Cuando Donald Trump asumió la presidencia de Estados Unidos, surgió una campaña nacionalista que llamaba en redes sociales a comprar única y exclusivamente productos “de origen mexicano”, que podían identificarse buscando códigos de barras que comenzaran con el número 750.

Sin embargo, detrás de este “llamado”, existe un error enorme que se produce desde el hecho de que es distinto considerar a un producto mexicano, de otro que fue “identificado” en México.

¿Qué es un código de barras?
De acuerdo a la tesis “Automatización del proceso de control de asistencia del personal académico en tiempo real a través de reconocimiento biométrico”, publicada por Alejandro Olivares Morales para la Universidad Nacional Autónoma de México; un código de barras es:

“El Código de Barras es un arreglo en paralelo de barras y espacios que contiene información codificada en las barras y espacios. Esta información puede ser leída por dispositivos ópticos”

Existen distintos tipos de códigos de barras, pero el más común que encontramos en los supermercados de México es el EAN/UCC (EAN International – Uniform Code Council).
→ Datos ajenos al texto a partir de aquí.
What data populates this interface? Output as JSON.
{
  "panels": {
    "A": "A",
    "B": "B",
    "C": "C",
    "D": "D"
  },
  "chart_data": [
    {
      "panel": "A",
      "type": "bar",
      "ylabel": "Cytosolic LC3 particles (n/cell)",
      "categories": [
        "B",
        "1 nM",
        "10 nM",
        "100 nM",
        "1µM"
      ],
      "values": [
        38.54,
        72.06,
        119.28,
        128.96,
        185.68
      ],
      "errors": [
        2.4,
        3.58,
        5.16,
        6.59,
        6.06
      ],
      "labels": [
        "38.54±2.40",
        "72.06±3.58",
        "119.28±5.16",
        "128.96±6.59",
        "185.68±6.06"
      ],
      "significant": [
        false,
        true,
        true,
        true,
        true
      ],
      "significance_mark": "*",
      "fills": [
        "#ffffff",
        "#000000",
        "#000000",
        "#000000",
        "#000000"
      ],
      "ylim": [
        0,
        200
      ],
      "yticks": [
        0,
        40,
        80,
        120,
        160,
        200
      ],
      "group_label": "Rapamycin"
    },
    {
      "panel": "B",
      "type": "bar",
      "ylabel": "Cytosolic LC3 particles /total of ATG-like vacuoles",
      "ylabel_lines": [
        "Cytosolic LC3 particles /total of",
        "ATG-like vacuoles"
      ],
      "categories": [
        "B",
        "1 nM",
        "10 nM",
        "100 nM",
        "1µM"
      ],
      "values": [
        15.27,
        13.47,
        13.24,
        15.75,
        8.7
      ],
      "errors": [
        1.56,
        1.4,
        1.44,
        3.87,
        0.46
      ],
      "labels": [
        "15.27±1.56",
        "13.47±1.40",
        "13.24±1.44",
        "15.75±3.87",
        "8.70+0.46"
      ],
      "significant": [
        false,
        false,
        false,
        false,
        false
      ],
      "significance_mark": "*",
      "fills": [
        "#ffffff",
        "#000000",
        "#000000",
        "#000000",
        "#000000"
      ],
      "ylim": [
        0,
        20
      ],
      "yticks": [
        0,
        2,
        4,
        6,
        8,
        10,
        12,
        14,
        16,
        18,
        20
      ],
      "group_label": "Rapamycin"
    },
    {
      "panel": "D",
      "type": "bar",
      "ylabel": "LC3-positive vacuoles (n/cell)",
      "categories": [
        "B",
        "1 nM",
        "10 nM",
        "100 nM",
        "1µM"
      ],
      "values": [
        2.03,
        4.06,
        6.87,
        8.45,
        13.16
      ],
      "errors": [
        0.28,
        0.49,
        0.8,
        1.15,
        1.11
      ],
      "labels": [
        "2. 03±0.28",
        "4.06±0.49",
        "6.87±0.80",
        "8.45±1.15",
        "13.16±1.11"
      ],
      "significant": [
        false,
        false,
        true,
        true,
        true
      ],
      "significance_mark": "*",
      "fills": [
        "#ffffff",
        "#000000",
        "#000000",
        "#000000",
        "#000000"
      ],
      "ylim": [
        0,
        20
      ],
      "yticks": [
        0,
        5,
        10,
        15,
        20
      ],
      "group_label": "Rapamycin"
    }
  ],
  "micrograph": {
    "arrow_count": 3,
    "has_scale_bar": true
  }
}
Cada producto tiene un código único, que facilita su cobro e identificación y agiliza su cobro. En efecto, los primeros números de un código identifican el país en que fue identificado el producto. En nuestro país la empresa GS1 se encarga de realizar y registrarlos.

El caso del 750
Cuando nos llaman a consumir productos con el comienzo 750 para mejorar la economía nacional incurrimos en un error. De acuerdo a la propia empresa que se encarga de registrarlos respecto al país de origen, contesta:

“No necesariamente, la estructura de un GTIN se conforma por un prefijo de país (750 para México), sin embargo, este número hace referencia únicamente al GS1 en donde fue registrado y no donde fue producido”

¿Cómo ubicar este tipo de productos nacionales?
De acuerdo a información proporcionada por GS1 México: “La única forma de saber si un producto es mexicano, es revisar su razón social en la etiqueta y que contenga la leyenda Hecho en México”.

Lo cierto es que cuando un producto, ya sea nacionalo extranjero, cuenta con uno de estos códigos de barras, puede ser exportado hasta a 150 países que manejan el mismo tipo de símbolos.

Es decir, cuando nos limitamos a comprar estos productos, lejos de contribuir a la economía nacional, sólo estamos limitando de forma innecesaria nuestra capacidad de compra.

Lo que en cuestión de precios limita nuestras posibilidades, y no necesariamente estamos ayudando a productores nacionales.